|Abstract:||Medical mistrust, distrust in the motives of medical personnel and institutions, has been cited as a barrier to engagement in several positive health behaviors. It has been associated with decreased likelihood of engaging in routine health check-ups (Hammond, Matthews, Mohottige, Agyemang, & Corbie-Smith, 2010), undergoing cancer screenings (e.g., Thompson, Valdimarsdottir, Winkel, Jandorf, & Redd, 2004), adhering to treatment (e.g., Kalichman, Eaton, Kalichman, & Cherry, 2017) and becoming a registered organ donor (Morgan, Stephenson, Harrison, Afifi, & Long, 2008). As a result, medical mistrust is a pervasive barrier that cuts across health contexts and topics; this makes addressing medical mistrust a critical step towards improving health outcomes.
Despite calls for investigation into medical mistrust (e.g., Adams & Simoni, 2016; Scharff et al., 2010), little work has been done, including within the field of communication, that explicitly examines medical mistrust as a phenomenon of interest. More specifically, there is a dearth of work examining the antecedents of medical mistrust. There is a single model in quantitative medical mistrust work that conceptualizes medical mistrust antecedents; however, this model neglects communication and was only designed to examine medical mistrust among Black men. A recent review of medical mistrust noted the lack of work in medical mistrust that examines antecedents and uses modeling techniques that allow for mediation to be investigated (Benkert, Cuevas, Thompson, Dove-Meadows, & Knuckles, 2019). To address these gaps, the current dissertation proposed a new model of medical mistrust – the Ecological Medical Mistrust Antecedents (EMMA) model, which posited that negative health-care socialization, negative health-care experiences, and racial discrimination experiences influence medical mistrust and that these relationships are mediated by perceived racism in health care and perceived financial corruption in health care. In doing so, this dissertation extends the literature on medical mistrust by: a) placing communication into the study of medical mistrust, particularly by looking at its role in antecedents; b) examining the role of mediated communication in medical mistrust; c) exploring the nuances of racial differences in medical mistrust; and d) examining the nuances of medical mistrust measures.

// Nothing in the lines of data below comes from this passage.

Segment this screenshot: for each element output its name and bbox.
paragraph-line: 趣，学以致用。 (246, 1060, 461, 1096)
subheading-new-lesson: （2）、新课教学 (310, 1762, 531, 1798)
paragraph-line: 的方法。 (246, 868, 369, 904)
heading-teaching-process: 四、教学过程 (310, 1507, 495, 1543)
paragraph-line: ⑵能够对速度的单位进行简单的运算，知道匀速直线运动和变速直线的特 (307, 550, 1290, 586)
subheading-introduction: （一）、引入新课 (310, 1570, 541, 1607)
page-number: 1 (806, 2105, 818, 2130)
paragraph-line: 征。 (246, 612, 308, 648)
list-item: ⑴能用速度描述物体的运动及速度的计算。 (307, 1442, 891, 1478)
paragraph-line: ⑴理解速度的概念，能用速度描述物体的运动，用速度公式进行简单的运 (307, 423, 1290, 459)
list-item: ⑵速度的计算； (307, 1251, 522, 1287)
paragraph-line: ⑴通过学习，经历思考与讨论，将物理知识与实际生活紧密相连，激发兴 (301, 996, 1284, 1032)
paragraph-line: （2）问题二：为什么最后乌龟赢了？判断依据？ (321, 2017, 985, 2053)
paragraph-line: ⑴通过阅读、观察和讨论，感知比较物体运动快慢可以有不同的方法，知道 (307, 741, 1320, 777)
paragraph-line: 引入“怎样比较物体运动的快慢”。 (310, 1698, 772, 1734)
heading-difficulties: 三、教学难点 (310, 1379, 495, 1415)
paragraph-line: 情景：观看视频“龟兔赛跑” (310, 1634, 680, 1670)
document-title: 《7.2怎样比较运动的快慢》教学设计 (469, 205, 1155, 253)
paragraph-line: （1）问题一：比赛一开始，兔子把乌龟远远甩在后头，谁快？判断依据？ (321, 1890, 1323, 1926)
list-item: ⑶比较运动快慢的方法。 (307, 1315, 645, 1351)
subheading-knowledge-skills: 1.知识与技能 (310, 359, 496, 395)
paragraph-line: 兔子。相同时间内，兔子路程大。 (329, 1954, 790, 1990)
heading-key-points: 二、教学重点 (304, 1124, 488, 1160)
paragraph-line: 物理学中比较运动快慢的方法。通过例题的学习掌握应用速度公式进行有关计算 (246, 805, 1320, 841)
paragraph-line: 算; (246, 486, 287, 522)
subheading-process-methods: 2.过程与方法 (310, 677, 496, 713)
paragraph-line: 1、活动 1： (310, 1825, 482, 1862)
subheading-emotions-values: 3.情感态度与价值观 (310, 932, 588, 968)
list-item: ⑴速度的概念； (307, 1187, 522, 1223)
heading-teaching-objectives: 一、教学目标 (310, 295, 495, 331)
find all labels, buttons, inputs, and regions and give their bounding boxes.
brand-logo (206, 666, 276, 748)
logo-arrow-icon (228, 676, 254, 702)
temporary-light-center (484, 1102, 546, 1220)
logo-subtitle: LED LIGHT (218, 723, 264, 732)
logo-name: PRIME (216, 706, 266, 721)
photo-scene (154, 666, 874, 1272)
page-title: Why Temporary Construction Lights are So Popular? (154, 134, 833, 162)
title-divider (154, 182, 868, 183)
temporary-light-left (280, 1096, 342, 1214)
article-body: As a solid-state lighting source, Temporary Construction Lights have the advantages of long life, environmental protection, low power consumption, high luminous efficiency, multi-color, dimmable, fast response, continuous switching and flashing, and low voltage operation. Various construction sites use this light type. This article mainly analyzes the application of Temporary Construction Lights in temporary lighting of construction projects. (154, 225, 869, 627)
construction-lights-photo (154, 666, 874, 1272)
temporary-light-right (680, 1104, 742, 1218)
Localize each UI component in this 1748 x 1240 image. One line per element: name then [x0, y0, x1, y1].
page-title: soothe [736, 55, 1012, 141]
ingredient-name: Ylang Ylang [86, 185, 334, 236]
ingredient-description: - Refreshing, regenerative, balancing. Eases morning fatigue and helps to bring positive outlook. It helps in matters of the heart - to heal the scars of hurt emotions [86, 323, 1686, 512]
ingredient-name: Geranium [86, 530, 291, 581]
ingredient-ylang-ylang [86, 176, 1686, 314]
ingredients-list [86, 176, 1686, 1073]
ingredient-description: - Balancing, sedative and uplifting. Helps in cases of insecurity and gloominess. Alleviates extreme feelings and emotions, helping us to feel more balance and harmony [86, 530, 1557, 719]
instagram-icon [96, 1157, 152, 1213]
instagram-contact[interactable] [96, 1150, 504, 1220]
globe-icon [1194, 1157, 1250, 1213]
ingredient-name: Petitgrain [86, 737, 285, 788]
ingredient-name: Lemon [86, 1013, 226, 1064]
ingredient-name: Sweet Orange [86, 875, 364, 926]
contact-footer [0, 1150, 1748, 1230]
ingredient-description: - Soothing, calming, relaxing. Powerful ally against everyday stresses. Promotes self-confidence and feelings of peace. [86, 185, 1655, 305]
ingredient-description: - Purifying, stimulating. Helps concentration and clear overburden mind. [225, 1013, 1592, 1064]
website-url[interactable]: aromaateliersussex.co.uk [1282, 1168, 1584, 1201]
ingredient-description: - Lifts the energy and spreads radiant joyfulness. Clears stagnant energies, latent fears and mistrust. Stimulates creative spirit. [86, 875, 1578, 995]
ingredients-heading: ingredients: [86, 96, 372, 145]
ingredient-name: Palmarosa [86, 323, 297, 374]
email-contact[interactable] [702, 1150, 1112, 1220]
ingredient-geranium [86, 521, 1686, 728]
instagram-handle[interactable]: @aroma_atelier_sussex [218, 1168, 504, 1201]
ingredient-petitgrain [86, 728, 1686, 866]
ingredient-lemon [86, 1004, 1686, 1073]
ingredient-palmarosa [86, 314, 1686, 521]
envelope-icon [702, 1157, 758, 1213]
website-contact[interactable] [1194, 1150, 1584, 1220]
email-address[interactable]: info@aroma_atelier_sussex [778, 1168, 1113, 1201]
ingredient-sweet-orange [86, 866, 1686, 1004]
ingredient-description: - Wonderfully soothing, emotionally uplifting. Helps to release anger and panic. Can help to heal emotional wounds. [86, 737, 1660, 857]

Study 1 sought to test the measurement and structural components of the hypothesized EMMA model; a multigroup model was used in order to test EMMA across racial groups. In Study 1, Black (n = 204) and White (n = 232) participants completed a survey that assessed the constructs associated with the EMMA model. Results revealed partial support for EMMA. There was no support for negative health-care socialization (NHS), negative health-care experiences (NHE), or racial discrimination experiences (RDE) as latent constructs. Additionally, there was no support for the inclusion of negative health-care socialization variables (i.e., interpersonal socialization and media socialization) in the model. There was, however, support for other portions of the model. For instance, for both Black and White participants, there was an indirect effect of personal NHE on medical mistrust via perceived racism. For White participants, there were indirect effects for vicarious interpersonal NHE, personal RDE, and vicarious interpersonal RDE through perceived racism. Additionally, for both Black and White participants, both personal NHE and vicarious media NHE exerted indirect effects on medical mistrust via perceived financial corruption. Most notably, vicarious media RDE exerted an indirect effect on medical mistrust via perceived corruption for White participants, and an indirect effect via both perceived racism in health care and perceived financial corruption in health care for Black participants.
Study 2 built upon Study 1 by utilizing an experimental design to examine the effects of news story content (i.e., mediated communication) on medical mistrust. In Study 2, Black participants (N = 410) were randomly assigned to view one of four news stories using a 2 (health care, non-health care) x 2 (racial discrimination, non-racial discrimination) between-subjects posttest only design, where health care content was depicted as lack of access (i.e., negative health care content). Study 2 focused on the role of mediated communication in medical mistrust and medical mistrust’s relationship to health intention outcomes. The results revealed that negative health content and racial discrimination content increased race-based medical mistrust but had no significant impact on general medical mistrust. Additionally, exposure to health-related racial discrimination stories resulted in higher levels of race-based medical mistrust than non-health, non-racial discrimination stories. Finally, only general medical mistrust was related to any health intention outcomes. Broadly, these findings point to: a) the feasibility of EMMA as a method of examining medical mistrust antecedents, b) differences in racial experiences that may translate to differences in the antecedents of medical mistrust, c) the importance of vicarious media racial discrimination experiences, and d) the need to further disentangle the relationship between general medical mistrust and race-based medical mistrust. Additional implications of these findings, as well as limitations and future research, are discussed.